In 2022, the EU exported 27.7% of global exports and imported 29.6% of global imports. In the same period, Mercosur exported 1.90% of global exports and imported 1.59% of global imports. The European figures are logically higher, because their organization houses more countries, while the Latin American organization only consists of four full and active members (Argentina, Brazil, Paraguay and Uruguay).

In addition, some sectors of the Mercosur economy, such as manufacturing, may be affected by competition from cheaper and higher quality European products.

Likewise, the opening of markets can make the Mercosur economy become more dependent on the European Union, which can limit its economic and political autonomy.

BRICS and Brazil

This agreement is also carried out within a global dynamic, where multilateralism gains greater strength.
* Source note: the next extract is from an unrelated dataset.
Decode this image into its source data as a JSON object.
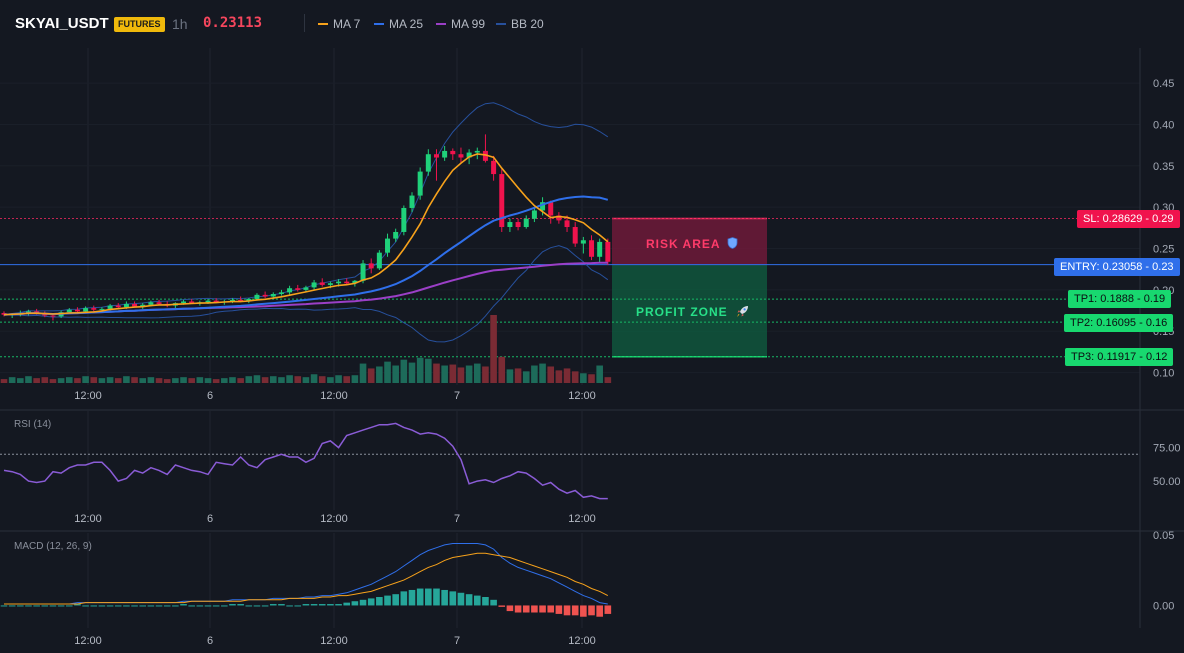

Just as the BRICS have allowed the incorporation of countries without the same level of economic development as the founding countries (Brazil, Russia, India, China, South Africa), now the European Union has assumed the same position and is moving forward in adding relations with other blocks. . The EU started with Mercosur.

These times are very similar to when the First and Second World Wars broke out, there were power struggles because there was no single established power and when the wars ended the world leaders met in meetings such as the one in Yalta, where zones of influence were established. Until now Europe and the United States. They seem to be claiming this region – like Africa – as their area of ​​influence. However, it is important to take into account the growing presence of China in the region, which is the main trading partner of many Latin American and Caribbean countries, including Mercosur members such as Brazil, Argentina and Uruguay.
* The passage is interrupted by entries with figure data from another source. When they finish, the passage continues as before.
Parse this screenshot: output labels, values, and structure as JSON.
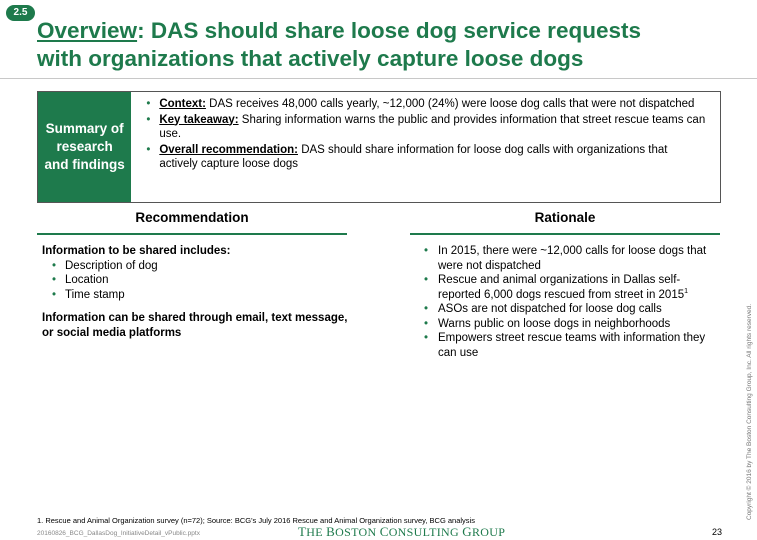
{
  "badge": "2.5",
  "title": {
    "underlined": "Overview",
    "rest_line1": ": DAS should share loose dog service requests",
    "line2": "with organizations that actively capture loose dogs"
  },
  "summary": {
    "label": "Summary of research and findings",
    "items": [
      {
        "key": "Context:",
        "text": " DAS receives 48,000 calls yearly, ~12,000 (24%) were loose dog calls that were not dispatched"
      },
      {
        "key": "Key takeaway:",
        "text": " Sharing information warns the public and provides information that street rescue teams can use."
      },
      {
        "key": "Overall recommendation:",
        "text": " DAS should share information for loose dog calls with organizations that actively capture loose dogs"
      }
    ]
  },
  "recommendation": {
    "header": "Recommendation",
    "intro": "Information to be shared includes:",
    "items": [
      "Description of dog",
      "Location",
      "Time stamp"
    ],
    "note": "Information can be shared through email, text message, or social media platforms"
  },
  "rationale": {
    "header": "Rationale",
    "items": [
      "In 2015, there were ~12,000 calls for loose dogs that were not dispatched",
      "Rescue and animal organizations in Dallas self-reported 6,000 dogs rescued from street in 2015",
      "ASOs are not dispatched for loose dog calls",
      "Warns public on loose dogs in neighborhoods",
      "Empowers street rescue teams with information they can use"
    ],
    "footnote_marker": "1"
  },
  "footer": {
    "footnote": "1. Rescue and Animal Organization survey (n=72); Source: BCG's July 2016 Rescue and Animal Organization survey, BCG analysis",
    "filename": "20160826_BCG_DallasDog_InitiativeDetail_vPublic.pptx",
    "logo": {
      "the": "T",
      "he": "HE ",
      "b": "B",
      "oston": "OSTON ",
      "c": "C",
      "onsulting": "ONSULTING ",
      "g": "G",
      "roup": "ROUP"
    },
    "page_number": "23",
    "copyright": "Copyright © 2016 by The Boston Consulting Group, Inc. All rights reserved."
  },
  "colors": {
    "accent": "#1e7a4c"
  }
}
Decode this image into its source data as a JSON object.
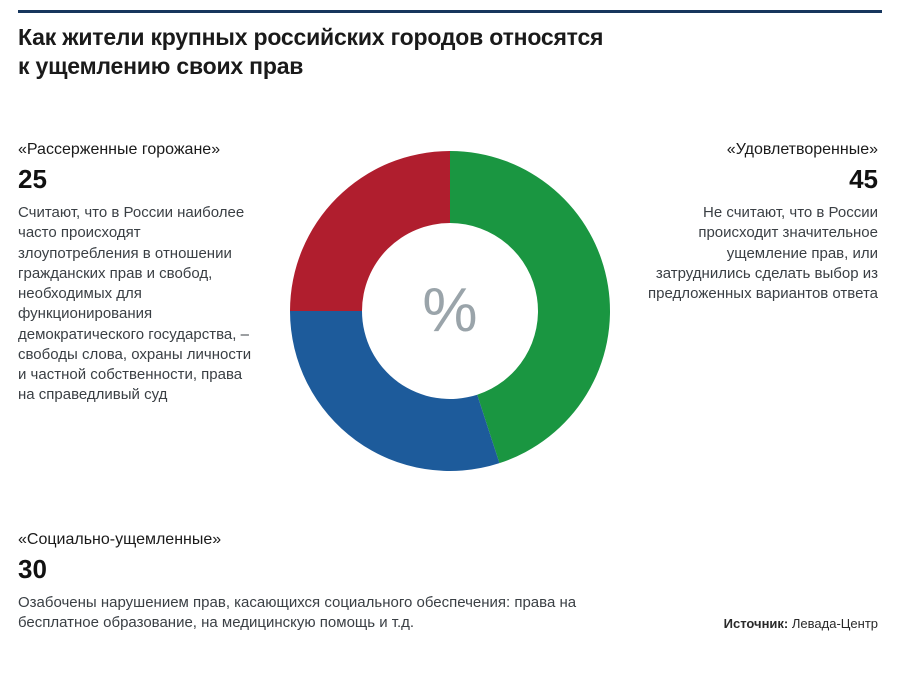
{
  "title_line1": "Как жители крупных российских городов относятся",
  "title_line2": "к ущемлению своих прав",
  "center_symbol": "%",
  "donut": {
    "type": "pie",
    "inner_radius_ratio": 0.55,
    "outer_radius": 160,
    "background_color": "#ffffff",
    "center_symbol_color": "#9aa4aa",
    "center_symbol_fontsize": 62,
    "start_angle_deg": 0,
    "title_fontsize": 23,
    "title_fontweight": 700,
    "top_rule_color": "#17365d",
    "slices": [
      {
        "key": "satisfied",
        "value": 45,
        "color": "#1a9641"
      },
      {
        "key": "social",
        "value": 30,
        "color": "#1d5b9b"
      },
      {
        "key": "angry",
        "value": 25,
        "color": "#b01e2e"
      }
    ]
  },
  "segments": {
    "angry": {
      "label": "«Рассерженные горожане»",
      "value": "25",
      "desc": "Считают, что в России наиболее часто происходят злоупотребления в отношении гражданских прав и свобод, необходимых для функционирования демократического государства, – свободы слова, охраны личности и частной собственности, права на справедливый суд"
    },
    "satisfied": {
      "label": "«Удовлетворенные»",
      "value": "45",
      "desc": "Не считают, что в России происходит значительное ущемление прав, или затруднились сделать выбор из предложенных вариантов ответа"
    },
    "social": {
      "label": "«Социально-ущемленные»",
      "value": "30",
      "desc": "Озабочены нарушением прав, касающихся социального обеспечения: права на бесплатное образование, на медицинскую помощь и т.д."
    }
  },
  "source": {
    "label": "Источник:",
    "value": "Левада-Центр"
  }
}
In the case of Brazil, with a president like Lula da Silva who has been criticized by pro-free market economic experts for his contractionary fiscal policies, with this FTA agreement, a transcendental shift in its development model can be seen. This political action brings him closer to European imperialism and paves the way for the American empire. A fact that is added to his non-participation in the BRICS summit. All of Lula’s actions are completely contradictory to his past political behavior that sought Latin American integration and distanced himself from foreign imperial pretensions in our region.

Energy-wise, Brazil plays an important role for Latin America, being the leading oil producer. And according to energy trends from the Organization of Petroleum Producing Countries (OPEC), this country will double its production level by 2040. This country’s oil policy will become more important by 2030 when the US production level drops, and It will be necessary to increase supply and lower prices worldwide. Given Lula’s actions, the danger is that he signs an FTA with the United States and greater participation by American transnationals, because the field designs are carried out for long periods, up to 20 or 25 years. Lula’s oil policy will have significance in the future of his country and the region.

Last Thoughts

In a trade negotiation like this, first of all, it must be defined which countries have the greatest economic muscle for investment. In the case of Latin America, the region has been experiencing a process of economic slowdown; many of its countries already have fiscal policies of market opening to encourage foreign investment. However, the essential question to measure the effectiveness of this agreement is to know if Europe has the economic investment capacity that can generate the necessary production in these Mercosur member countries, to accelerate economic growth in these nations.

A fact that is further from reality, European countries finance Ukraine in the face of an open war conflict with Russia, which in turn is generating great losses due to the destruction of Nord Stream II and Nord Stream I, which stopped the gas supply. natural gas in the region and forced them to import liquefied gas, which is more expensive.

Likewise, the loss of an essential product such as wheat for the European diet, since Russia and Ukraine were the main and almost the only ones in the production of this item. Similarly, Europe is financing war conflicts in the Middle East. This symbolizes that this union between Mercosur-EU does not have (and probably will not have) much economic impact in the South American region.